Évaluez si un Transformer serait plus adapté. Si votre dataset est volumineux, vos séquences longues (> 500 tokens) et que vous avez les ressources GPU, un Transformer sera presque toujours supérieur.
Questions fréquentes sur les RNN
Quelle est la différence entre un RNN et un LSTM ?
Le LSTM est un type de RNN. Le RNN vanilla utilise une cellule simple qui souffre du vanishing gradient et ne peut pas retenir l’information sur plus de 10-20 pas. Le LSTM ajoute un mécanisme de portes (forget, input, output) et un état cellulaire qui permettent de retenir l’information sur des centaines de pas. En pratique, quand on dit « RNN », on parle souvent d’un LSTM ou d’un GRU plutôt que du RNN vanilla original.
Les RNN sont-ils obsolètes face aux Transformers ?
Pour le NLP à grande échelle (chatbots, traduction, résumé), oui, les Transformers et les LLM ont remplacé les RNN. Mais les RNN restent pertinents pour le déploiement embarqué (smartphone, IoT), le traitement en temps réel (streaming), les séries temporelles courtes et les contextes où les données sont limitées. De plus, de nouvelles architectures récurrentes comme Mamba et RWKV tentent de combiner les avantages des deux approches.
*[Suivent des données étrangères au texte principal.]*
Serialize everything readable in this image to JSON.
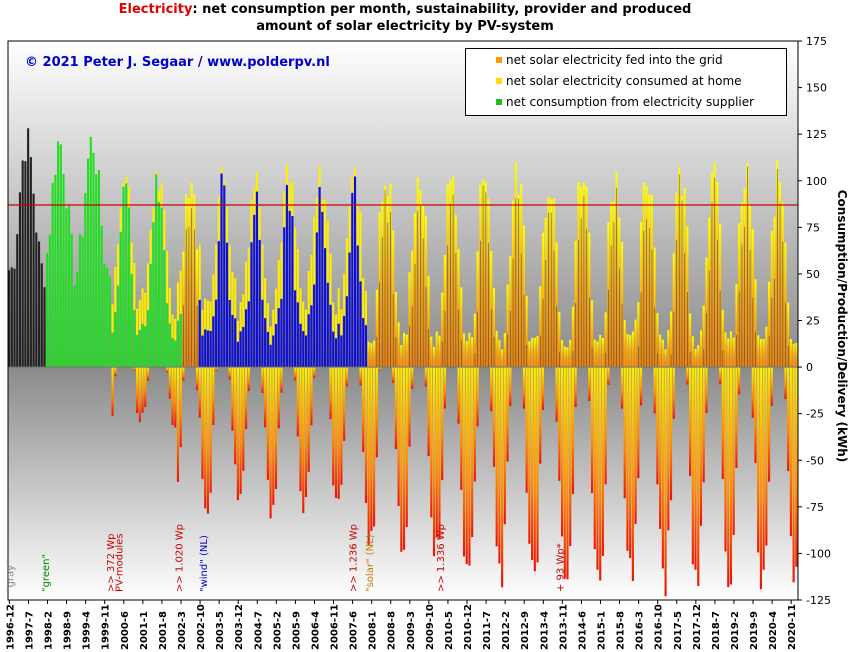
{
  "title": {
    "highlight": "Electricity",
    "line1_rest": ": net consumption per month, sustainability, provider and produced",
    "line2": "amount of solar electricity by PV-system"
  },
  "credit": "© 2021 Peter J. Segaar / www.polderpv.nl",
  "legend": [
    {
      "label": "net solar electricity fed into the grid",
      "color": "#ff8800"
    },
    {
      "label": "net solar electricity consumed at home",
      "color": "#ffdd00"
    },
    {
      "label": "net consumption from electricity supplier",
      "color": "#22bb22"
    }
  ],
  "colors": {
    "gray": "#222222",
    "green": "#22dd22",
    "blue": "#1010cc",
    "solar_consumed": "#ffee00",
    "solar_fed": "#ee2200",
    "reference_line": "#cc0000",
    "annot_red": "#cc0000",
    "annot_blue": "#0000cc",
    "annot_green": "#008800",
    "annot_gray": "#888888",
    "annot_orange": "#cc7700"
  },
  "chart_data": {
    "type": "bar",
    "ylabel": "Consumption/Production/Delivery (kWh)",
    "ylim": [
      -125,
      175
    ],
    "yticks": [
      -125,
      -100,
      -75,
      -50,
      -25,
      0,
      25,
      50,
      75,
      100,
      125,
      150,
      175
    ],
    "reference_line": 87,
    "xticks": [
      "1996-12",
      "1997-7",
      "1998-2",
      "1998-9",
      "1999-4",
      "1999-11",
      "2000-6",
      "2001-1",
      "2001-8",
      "2002-3",
      "2002-10",
      "2003-5",
      "2003-12",
      "2004-7",
      "2005-2",
      "2005-9",
      "2006-4",
      "2006-11",
      "2007-6",
      "2008-1",
      "2008-8",
      "2009-3",
      "2009-10",
      "2010-5",
      "2010-12",
      "2011-7",
      "2012-2",
      "2012-9",
      "2013-4",
      "2013-11",
      "2014-6",
      "2015-1",
      "2015-8",
      "2016-3",
      "2016-10",
      "2017-5",
      "2017-12",
      "2018-7",
      "2019-2",
      "2019-9",
      "2020-4",
      "2020-11"
    ],
    "annotations": [
      {
        "text": "\"gray\"",
        "month": "1996-12",
        "color": "gray"
      },
      {
        "text": "\"green\"",
        "month": "1998-1",
        "color": "green"
      },
      {
        "text": ">> 372 Wp",
        "month": "2000-1",
        "color": "red"
      },
      {
        "text": "PV-modules",
        "month": "2000-4",
        "color": "red"
      },
      {
        "text": ">> 1.020 Wp",
        "month": "2002-2",
        "color": "red"
      },
      {
        "text": "\"wind\" (NL)",
        "month": "2002-11",
        "color": "blue"
      },
      {
        "text": ">> 1.236 Wp",
        "month": "2007-6",
        "color": "red"
      },
      {
        "text": "\"solar\" (NL)",
        "month": "2007-12",
        "color": "orange"
      },
      {
        "text": ">> 1.336 Wp",
        "month": "2010-2",
        "color": "red"
      },
      {
        "text": "+ 93 Wp*",
        "month": "2013-10",
        "color": "red"
      }
    ],
    "series_description": "Monthly net consumption from supplier (gray 1996-12..1998-1, green 1998-2..2002-3, blue wind 2002-10..2007-11), solar consumed at home and solar fed into grid (negative) from 2000-2 onward."
  }
}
Pourquoi le vanishing gradient est-il un problème pour les RNN ?
Lors de la rétropropagation à travers le temps, le gradient est multiplié à chaque étape par la matrice de poids et la dérivée de l’activation. Si ces multiplicateurs sont < 1, le gradient décroît exponentiellement : après 20-30 étapes, il est quasi nul. Le réseau ne peut donc pas apprendre les dépendances entre des éléments éloignés dans la séquence. Le LSTM résout partiellement ce problème grâce à un "autoroute" (l'état cellulaire) où le gradient peut circuler sans multiplication répétée.
Quand choisir un GRU plutôt qu’un LSTM ?
Choisissez un GRU quand la mémoire ou le temps de calcul sont contraints (déploiement mobile, edge), quand vos séquences sont modérément longues, ou comme premier modèle avant de tester un LSTM. Le GRU a ~25% de paramètres en moins et s’entraîne plus vite. En termes de performance, les différences sont généralement faibles : testez les deux et gardez le meilleur sur votre jeu de validation.
Comment choisir entre un RNN et un Transformer pour ma tâche ?
Posez-vous trois questions. (1) Avez-vous beaucoup de données ? Si oui, Transformer. (2) Vos séquences sont-elles longues (> 500 tokens) ? Si oui, Transformer. (3) Devez-vous déployer sur un appareil à ressources limitées ou en streaming temps réel ? Si oui, RNN (LSTM/GRU). Pour les séries temporelles courtes avec peu de données, un LSTM reste souvent le choix le plus pragmatique et le plus simple à mettre en œuvre.